The body of work is a collection from the past decade with one stunning new commission for the ICA, pictured above, made with rolled vellum. There are more images of the exhibit on the ICA website but nothing comes close to seeing these pieces in person — moving around them, watching how the play of light and shadow transforms each piece.

Our favorites, in addition to the new commission, were the button stalagmites and drinking straw wall. It totally inspired us to come home and look at our everyday objects in a whole new way.
We couldn't help but think that the brains over at Anthropologie are totally on the same wave length in the retail realm, constantly taking everyday objects to a new aesthetic level.
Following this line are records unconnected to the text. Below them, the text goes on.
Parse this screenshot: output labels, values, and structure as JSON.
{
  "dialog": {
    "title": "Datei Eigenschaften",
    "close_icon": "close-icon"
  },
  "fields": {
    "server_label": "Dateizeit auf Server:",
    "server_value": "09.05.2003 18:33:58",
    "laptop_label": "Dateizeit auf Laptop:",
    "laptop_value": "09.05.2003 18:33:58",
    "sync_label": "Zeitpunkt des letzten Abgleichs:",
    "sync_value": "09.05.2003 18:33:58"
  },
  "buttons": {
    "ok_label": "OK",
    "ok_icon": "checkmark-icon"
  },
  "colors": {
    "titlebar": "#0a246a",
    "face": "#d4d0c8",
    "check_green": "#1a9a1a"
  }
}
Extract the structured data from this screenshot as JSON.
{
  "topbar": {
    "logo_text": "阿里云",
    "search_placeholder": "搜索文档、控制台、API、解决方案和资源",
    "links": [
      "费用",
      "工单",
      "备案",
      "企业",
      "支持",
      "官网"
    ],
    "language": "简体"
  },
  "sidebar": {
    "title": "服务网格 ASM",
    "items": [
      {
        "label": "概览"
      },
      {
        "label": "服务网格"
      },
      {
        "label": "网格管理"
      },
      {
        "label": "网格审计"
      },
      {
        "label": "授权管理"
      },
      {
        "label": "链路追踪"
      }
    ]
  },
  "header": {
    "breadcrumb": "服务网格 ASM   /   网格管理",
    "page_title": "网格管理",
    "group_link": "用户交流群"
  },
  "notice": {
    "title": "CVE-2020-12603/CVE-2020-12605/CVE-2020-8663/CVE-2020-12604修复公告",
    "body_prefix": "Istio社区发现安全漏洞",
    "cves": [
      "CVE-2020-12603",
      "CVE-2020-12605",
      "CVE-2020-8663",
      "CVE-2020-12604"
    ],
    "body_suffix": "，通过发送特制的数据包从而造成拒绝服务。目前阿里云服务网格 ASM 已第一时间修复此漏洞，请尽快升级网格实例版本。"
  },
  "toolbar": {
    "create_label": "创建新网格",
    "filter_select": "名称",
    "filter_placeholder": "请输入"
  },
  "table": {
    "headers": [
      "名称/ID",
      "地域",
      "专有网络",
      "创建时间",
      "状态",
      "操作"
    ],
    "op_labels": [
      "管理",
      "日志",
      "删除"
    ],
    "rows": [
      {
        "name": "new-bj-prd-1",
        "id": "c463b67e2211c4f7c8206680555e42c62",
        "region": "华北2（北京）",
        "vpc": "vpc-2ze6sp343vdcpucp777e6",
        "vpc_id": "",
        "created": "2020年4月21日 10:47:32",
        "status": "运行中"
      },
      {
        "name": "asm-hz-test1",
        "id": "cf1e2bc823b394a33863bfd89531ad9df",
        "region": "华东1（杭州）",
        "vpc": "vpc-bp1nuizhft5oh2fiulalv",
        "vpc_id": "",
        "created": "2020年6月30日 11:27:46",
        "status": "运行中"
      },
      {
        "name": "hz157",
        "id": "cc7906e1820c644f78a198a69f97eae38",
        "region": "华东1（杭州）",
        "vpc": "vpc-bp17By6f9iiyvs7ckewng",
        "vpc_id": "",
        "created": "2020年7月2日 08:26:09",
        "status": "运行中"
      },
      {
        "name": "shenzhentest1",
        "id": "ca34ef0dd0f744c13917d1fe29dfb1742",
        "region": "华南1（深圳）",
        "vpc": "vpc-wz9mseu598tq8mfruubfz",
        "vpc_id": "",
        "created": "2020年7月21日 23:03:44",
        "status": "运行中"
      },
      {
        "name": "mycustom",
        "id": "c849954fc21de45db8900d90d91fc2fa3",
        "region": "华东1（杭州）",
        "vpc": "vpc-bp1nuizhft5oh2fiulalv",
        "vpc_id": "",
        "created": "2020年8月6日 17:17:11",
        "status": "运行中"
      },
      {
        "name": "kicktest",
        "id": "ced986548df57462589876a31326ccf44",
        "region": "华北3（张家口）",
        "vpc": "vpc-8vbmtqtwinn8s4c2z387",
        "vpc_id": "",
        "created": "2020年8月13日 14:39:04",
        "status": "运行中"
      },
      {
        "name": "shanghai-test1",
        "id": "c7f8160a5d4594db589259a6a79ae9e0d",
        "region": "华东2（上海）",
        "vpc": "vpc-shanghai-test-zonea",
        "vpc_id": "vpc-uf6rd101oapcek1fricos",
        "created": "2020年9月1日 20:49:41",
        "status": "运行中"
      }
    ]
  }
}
Tara Donovan runs through January 4, 2009 at the ICA Boston. A wonderful interview where Tara Donovan discusses the origin of her work over at DesignObserver.

Comments (4)
Tara has been a huge inspiration to me for the year and a half I have known about her. She is making a killing in the art scene right now. (I saw an installation in the Met!) And she deserves every bit of praise she gets.
Honestly I do not know how many assistance she has to help her put these up but it doesn't really matter. The foresight to know that this collection of toothpicks will soon be beautiful is enough to credit her with being an astonishing artist.
Good work, Tara.
Great work. it was nice to finally see it in person. I wish the ica was larger. i think the show would have worked better in ps1.
Did she make the luminously beautiful corridor of 20,000 bars of neutrogena soap I saw in a Chelsea gallery a few weeks ago?
The installation she did at the Met was unbelievable.....I happened upon it by chance and didn't know anything about her before I saw it. It was truly memorable....made even more so for me by the sheer luck of stumbling across it. And the posting is right, pictures don't even begin to do justice to these works.